2) Take every thought captive. II Corinthians 10:5 says, “We demolish arguments and every pretension that sets itself up against the knowledge of God, and we take captive every thought to make it obedient to Christ.” If a LIE comes into my head because Satan placed it there, I renounce it with the truth and recognize it for what it is. A LIE.
 
3) Take worries and anxious thoughts to God. Philippians 4:6-7 says, “Do not be anxious about anything, but in every situation, by prayer and petition, with thanksgiving, present your requests to God. And the peace of God, which transcends all understanding, will guard your hearts and your minds in Christ Jesus.” When I struggle I give it to God.
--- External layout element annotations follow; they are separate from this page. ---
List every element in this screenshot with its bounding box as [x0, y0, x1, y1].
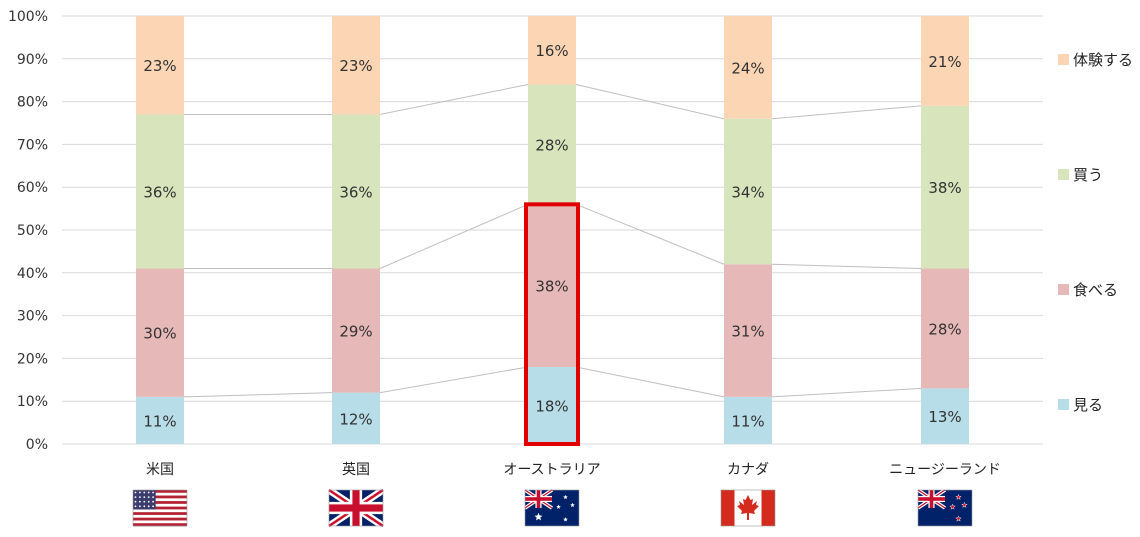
legend-swatch [1058, 169, 1069, 180]
data-label: 38% [928, 179, 961, 197]
new-zealand-flag-icon [917, 488, 973, 527]
y-tick-label: 80% [17, 95, 48, 111]
series-connector-line [575, 83, 725, 120]
data-label: 31% [731, 323, 764, 341]
data-label: 28% [535, 136, 568, 154]
y-tick-label: 90% [17, 52, 48, 68]
series-connector-lines [183, 83, 922, 398]
category-label: オーストラリア [503, 462, 600, 478]
series-connector-line [575, 203, 725, 265]
bar-segment [332, 16, 380, 115]
series-connector-line [183, 392, 333, 398]
bar-segment [528, 366, 576, 444]
australia-flag-icon [524, 488, 580, 527]
highlight-rectangle [524, 202, 580, 446]
bar-segment [724, 118, 772, 265]
bar-segment [724, 264, 772, 397]
bars [136, 16, 969, 444]
bar-segment [528, 16, 576, 85]
data-label: 34% [731, 183, 764, 201]
y-tick-label: 60% [17, 180, 48, 196]
data-label: 21% [928, 53, 961, 71]
bar-segment [332, 268, 380, 393]
data-label: 11% [143, 412, 176, 430]
y-tick-label: 100% [8, 9, 48, 25]
uk-flag-icon [327, 487, 385, 529]
us-flag-icon [132, 489, 188, 527]
y-tick-label: 0% [26, 437, 48, 453]
category-label: ニュージーランド [889, 462, 1001, 478]
bar-segment [724, 16, 772, 119]
data-label: 30% [143, 325, 176, 343]
bar-segment [921, 105, 969, 269]
series-connector-line [771, 105, 922, 120]
legend-label: 体験する [1073, 51, 1133, 69]
y-tick-label: 30% [17, 309, 48, 325]
bar-segment [921, 16, 969, 106]
bar-segment [136, 16, 184, 115]
legend-swatch [1058, 284, 1069, 295]
y-tick-label: 70% [17, 137, 48, 153]
bar-segment [136, 396, 184, 444]
y-tick-label: 20% [17, 351, 48, 367]
y-axis-ticks: 0% 10% 20% 30% 40% 50% 60% 70% 80% 90% 100% [8, 9, 48, 453]
data-label: 23% [339, 57, 372, 75]
data-label: 16% [535, 42, 568, 60]
data-label: 12% [339, 410, 372, 428]
bar-segment [136, 268, 184, 397]
series-connector-line [575, 366, 725, 398]
data-label: 28% [928, 320, 961, 338]
legend-swatch [1058, 54, 1069, 65]
category-labels: 米国 英国 オーストラリア カナダ ニュージーランド [146, 461, 1001, 478]
data-label: 18% [535, 397, 568, 415]
category-label: カナダ [727, 462, 769, 478]
data-labels: 11% 12% 18% 11% 13% 30% 29% 38% 31% 28% 36% 36% 28% 3… [143, 42, 961, 430]
data-label: 13% [928, 408, 961, 426]
series-connector-line [771, 263, 922, 270]
data-label: 36% [339, 183, 372, 201]
bar-segment [136, 114, 184, 269]
bar-segment [724, 396, 772, 444]
data-label: 36% [143, 183, 176, 201]
series-connector-line [771, 387, 922, 398]
canada-flag-icon [720, 489, 776, 527]
series-connector-line [379, 366, 529, 394]
series-connector-line [379, 83, 529, 115]
legend-label: 見る [1073, 396, 1103, 414]
bar-segment [332, 392, 380, 444]
highlight-box [524, 202, 580, 446]
data-label: 29% [339, 323, 372, 341]
data-label: 23% [143, 57, 176, 75]
series-connector-line [379, 203, 529, 269]
category-label: 英国 [342, 461, 370, 478]
y-tick-label: 40% [17, 266, 48, 282]
data-label: 38% [535, 278, 568, 296]
bar-segment [528, 84, 576, 205]
bar-segment [332, 114, 380, 269]
flags [132, 487, 973, 529]
data-label: 24% [731, 59, 764, 77]
bar-segment [528, 204, 576, 367]
bar-segment [921, 388, 969, 444]
legend-label: 食べる [1073, 281, 1118, 299]
bar-segment [921, 268, 969, 389]
category-label: 米国 [146, 462, 174, 478]
y-tick-label: 10% [17, 394, 48, 410]
y-tick-label: 50% [17, 223, 48, 239]
data-label: 11% [731, 412, 764, 430]
legend-label: 買う [1073, 166, 1103, 184]
legend-swatch [1058, 399, 1069, 410]
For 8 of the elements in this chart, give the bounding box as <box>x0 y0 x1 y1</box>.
I pray about it.
 
4) Choose to live in the truth. The lies will be there. Choose not to act on them. Every meal is a choice. Choose the truth. Eating healthy is what God intended. Obsessive and extreme food plans are not. Enjoying food is what God intended. Binging excessively is not. I choose to live on the truth that I know!
 

      I am sharing this with you just to show you just how amazing God is at preparing us for what’s to come. This month in Thailand my main ministry has been discipleship, just doing life, with the girls that are staying here at the YWAM base. In my time here with them one thing that I have heard repeatedly is, “I’m fat!” Let me tell you, these girls are TINY. Nevertheless Satan still managed to plant the seed of deception in their minds. I believe that God has been preparing me over the past two months to pour into these girls the same truth that He has been pouring into me. The truth that WE ARE BEAUTIFUL DAUGHTERS OF THE KING! The truth that our identity isn’t found in how skinny we are or any other lie that Satan tries to feed us, but our identity is found in Jesus Christ!